Das Altpapier hätte ich nicht einfach in Kartons 'versteckt', sondern als gestapelt und geschnürt sichtbar etwa an das Gartentor gestellt - als Sinnbild einer abgeschlossenen Tagesarbeit. Dann läuten die Glocken ...

Ein interessanter Weg in dieser Sequenz ...


Béla
 
G

Gelöschtes Mitglied 15780

Gast
Eine gute Besprechung, dankeschön, Béla!

Solche aufgelösten Komposita wie die von Dir gesondert angemerkte "birken grau rinde" kommen bei mir ziemlich oft vor, gerade dann, wenn ich die Wörter auseinandernehme ("analytische Dekomposition") und dabei die deutschen Schreib- und Grammatikregeln mißachte und die englische Getrenntschreibung der Komposita übermehme, wobei die Kompositionsglieder ohne Endung "nackt" dastehen (hier: "grau" statt "graue").
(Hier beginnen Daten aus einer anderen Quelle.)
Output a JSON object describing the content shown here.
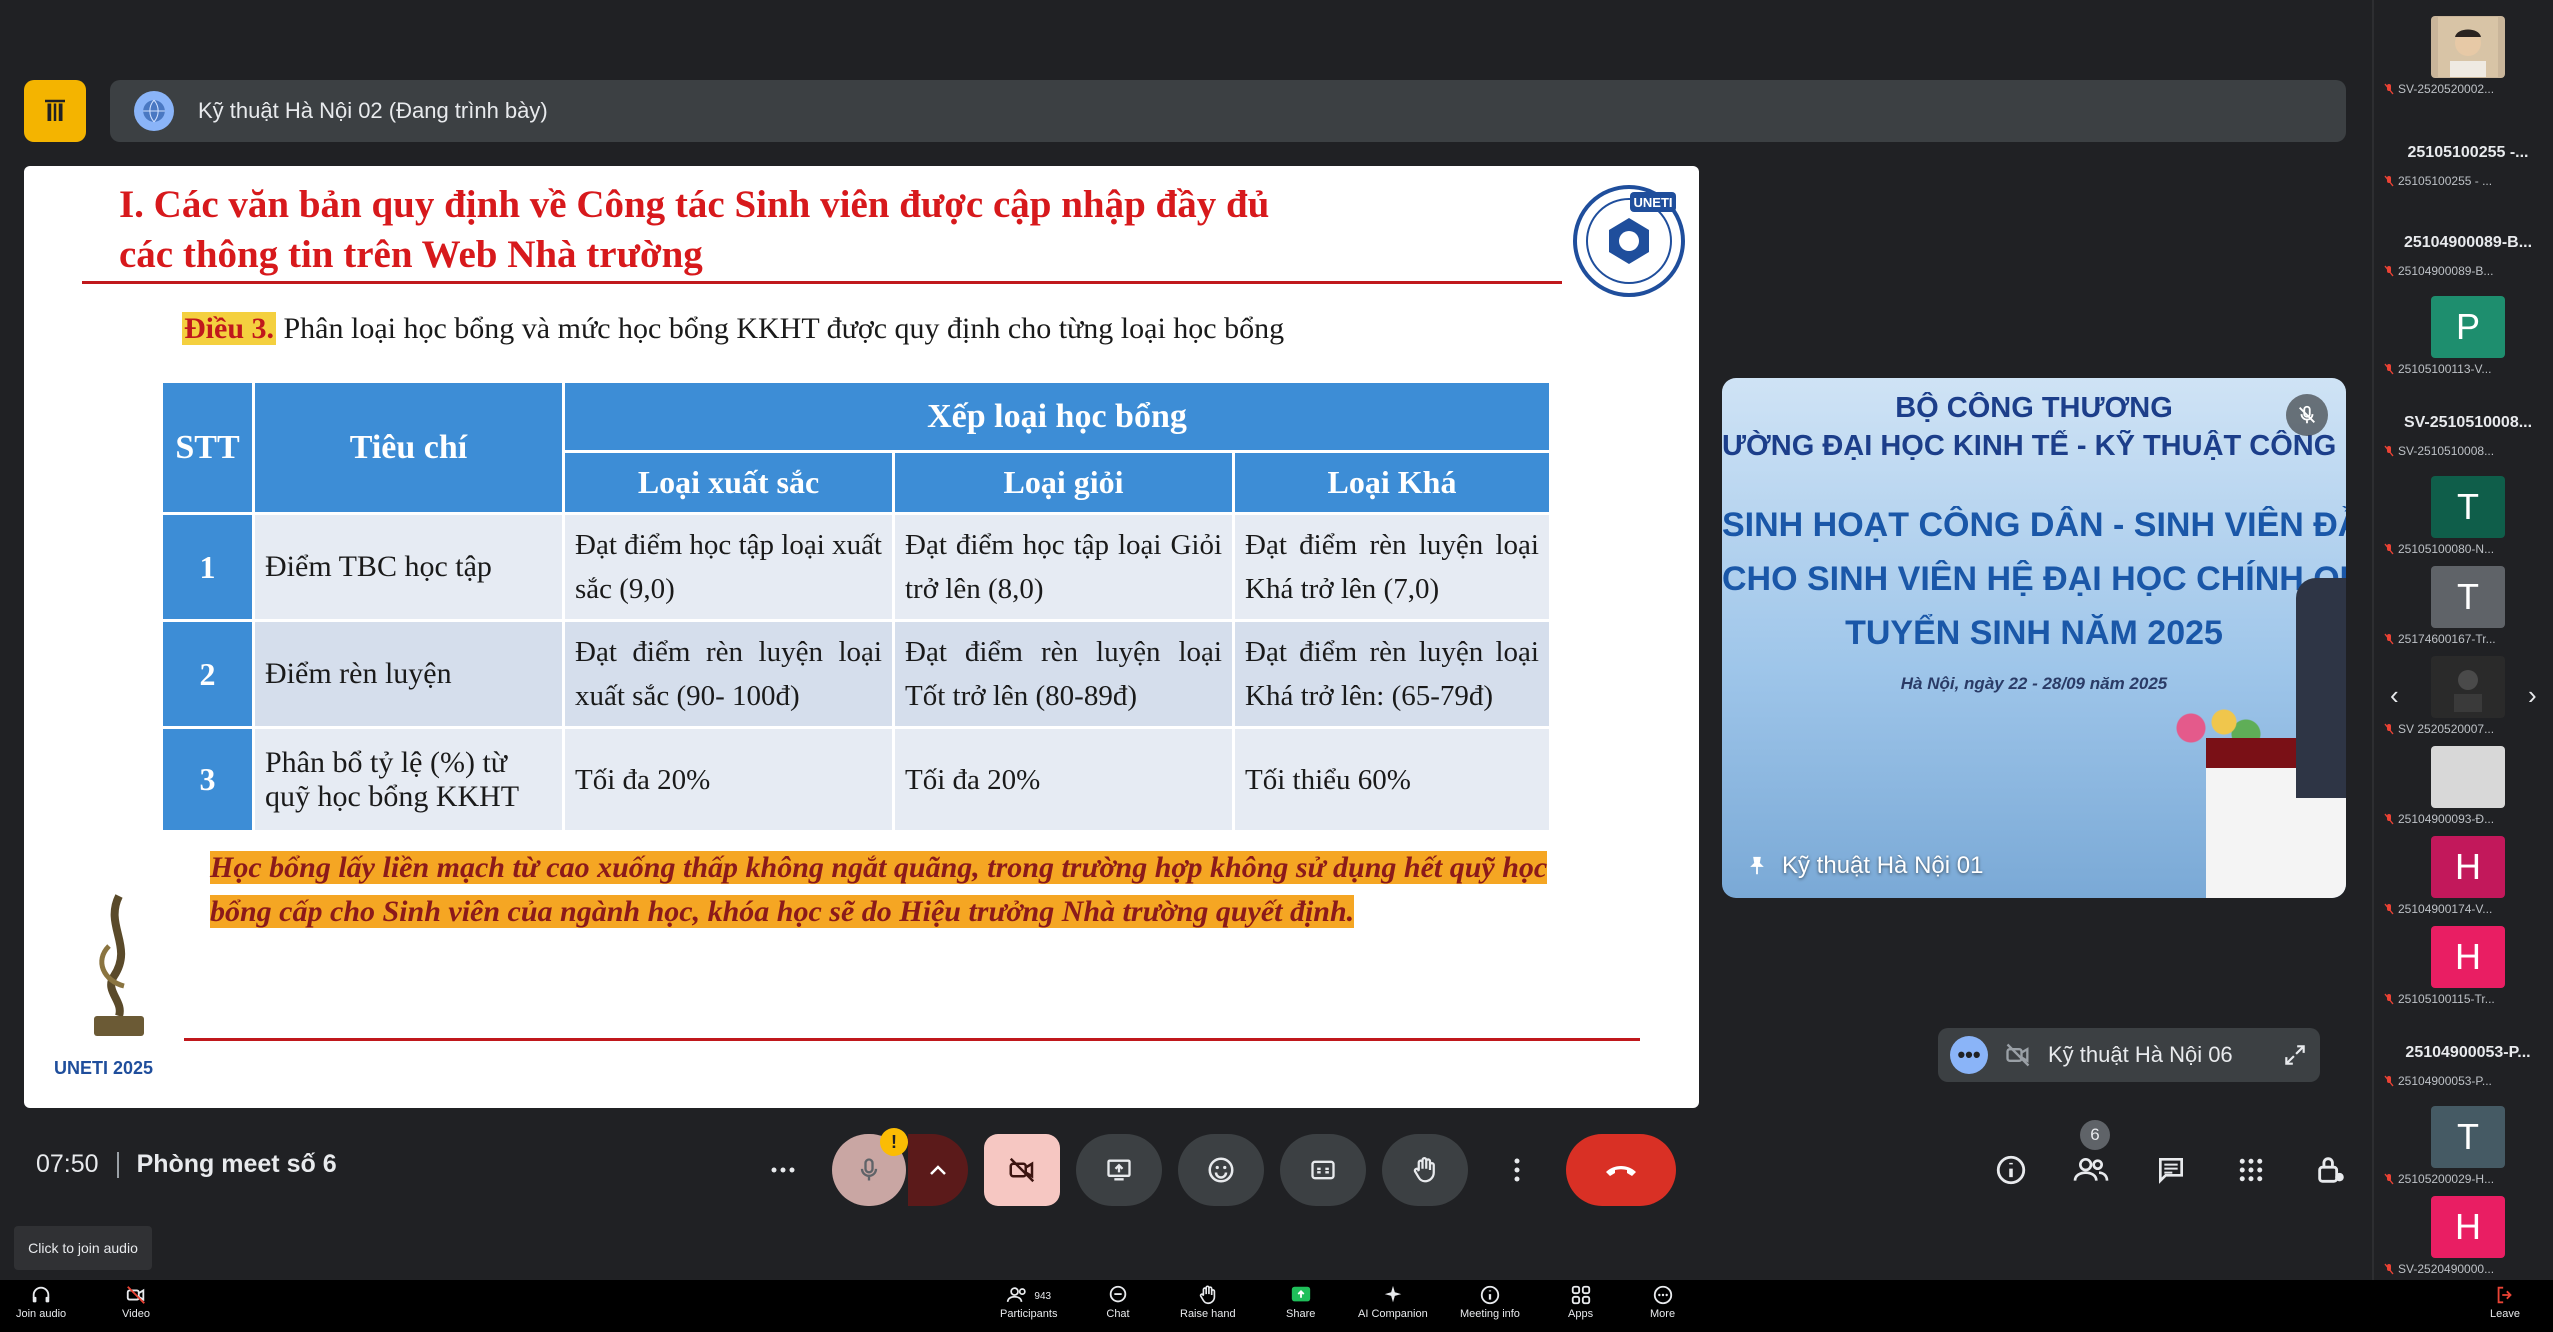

So ein Hintereinander der Wortstämme kann prädikationslos fließen, vor allem dann, wenn Prädikatsnomina ohne ein "ist" oder "sind" (also elliptisch, ohne Kopula) offenbleiben. Bei nichtflektierenden Sprachen schweben dann die Wortarten zwischen Adjektiv, Substantiv und sogar Verb fast unbestimmt, eben "offen", und das ist einerseits flach wie ein japanischer Farbholzschnitt und andererseits unmittelbar, unvermittelt, logikarm, präsent, "haiku".